The prices of aluminum, copper, grains, and other commodities were up in recent action, extending a recent bull run that has raised concerns of inflation among some investors. Oil futures were up $1.28 to $71.29 a barrel in New York following the release of government data showing a bigger drawdown in U.S. stockpiles of crude last week than analysts expected.

For stocks, the Dow's annual break-even level of 8776.39 won't likely stand much longer, especially in light of the market's momentum since early spring and the year-to-date gains that other indexes have already managed to post, said technical analyst Phil Roth, of Miller Tabak & Co.

His current target range for the blue-chip average is 9000 to 9100. But even if the market reaches those levels, which would represent a gain of up to 39% from the Dow's March lows, Roth would still not consider the long-running bear market to be over.

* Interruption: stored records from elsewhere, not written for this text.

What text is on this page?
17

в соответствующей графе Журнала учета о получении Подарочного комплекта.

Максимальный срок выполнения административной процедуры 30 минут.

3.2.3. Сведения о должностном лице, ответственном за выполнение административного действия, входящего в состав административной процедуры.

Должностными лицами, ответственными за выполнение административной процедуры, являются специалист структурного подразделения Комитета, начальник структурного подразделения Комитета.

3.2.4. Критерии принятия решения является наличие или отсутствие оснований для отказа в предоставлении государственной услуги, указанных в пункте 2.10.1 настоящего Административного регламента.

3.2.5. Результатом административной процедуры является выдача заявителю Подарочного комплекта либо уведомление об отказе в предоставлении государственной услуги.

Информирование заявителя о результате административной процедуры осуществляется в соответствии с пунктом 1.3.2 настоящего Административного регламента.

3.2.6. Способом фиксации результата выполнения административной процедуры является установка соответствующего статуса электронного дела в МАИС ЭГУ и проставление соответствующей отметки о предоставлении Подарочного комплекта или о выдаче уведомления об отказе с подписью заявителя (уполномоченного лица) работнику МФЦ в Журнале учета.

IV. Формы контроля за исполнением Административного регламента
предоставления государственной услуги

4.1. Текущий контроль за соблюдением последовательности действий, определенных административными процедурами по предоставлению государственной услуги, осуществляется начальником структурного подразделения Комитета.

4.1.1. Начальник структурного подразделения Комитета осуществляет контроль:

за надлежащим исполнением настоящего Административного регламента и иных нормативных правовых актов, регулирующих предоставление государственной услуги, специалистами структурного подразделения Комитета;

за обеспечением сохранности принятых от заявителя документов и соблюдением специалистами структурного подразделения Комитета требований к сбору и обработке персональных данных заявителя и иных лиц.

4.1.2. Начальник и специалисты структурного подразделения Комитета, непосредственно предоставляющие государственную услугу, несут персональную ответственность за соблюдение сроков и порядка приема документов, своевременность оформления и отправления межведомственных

"We still won't really know for sure until we go through another corrective phase," he said. "We have to see what that will look like in this market to get confirmation," that there are enough investors out there with strong conviction that an economic rebound is coming.

Treasurys were mixed in recent action ahead of an auction of $19 billion of notes. Worry about rising supply of government debt has contributed to the recent jump in bond yields, which some fear could choke a recovery if it leads to higher consumer interest rates. The yield on 10-year Treasury note climbed to 3.90%

Traders will look to the Federal Reserve's beige book report, due at 2 p.m., for further evidence that the economy is on the mend. "It will be interesting to see if the anecdotal evidence from this Beige Book corroborates the message from other indicators that the rate of decline in the economy has slowed further," said RDQ Economics analysts in a note to clients.

In overseas action, the Nikkei 225 rose 2.1% in Tokyo to end at its highest level since Oct. 7. The FTSE 100 was up 1.2%.

The dollar strengthened against major rivals. One euro cost $1.40, down from $1.4079 late Tuesday. One dollar fetched 98.05 Japanese yen, up from 97.37 yen.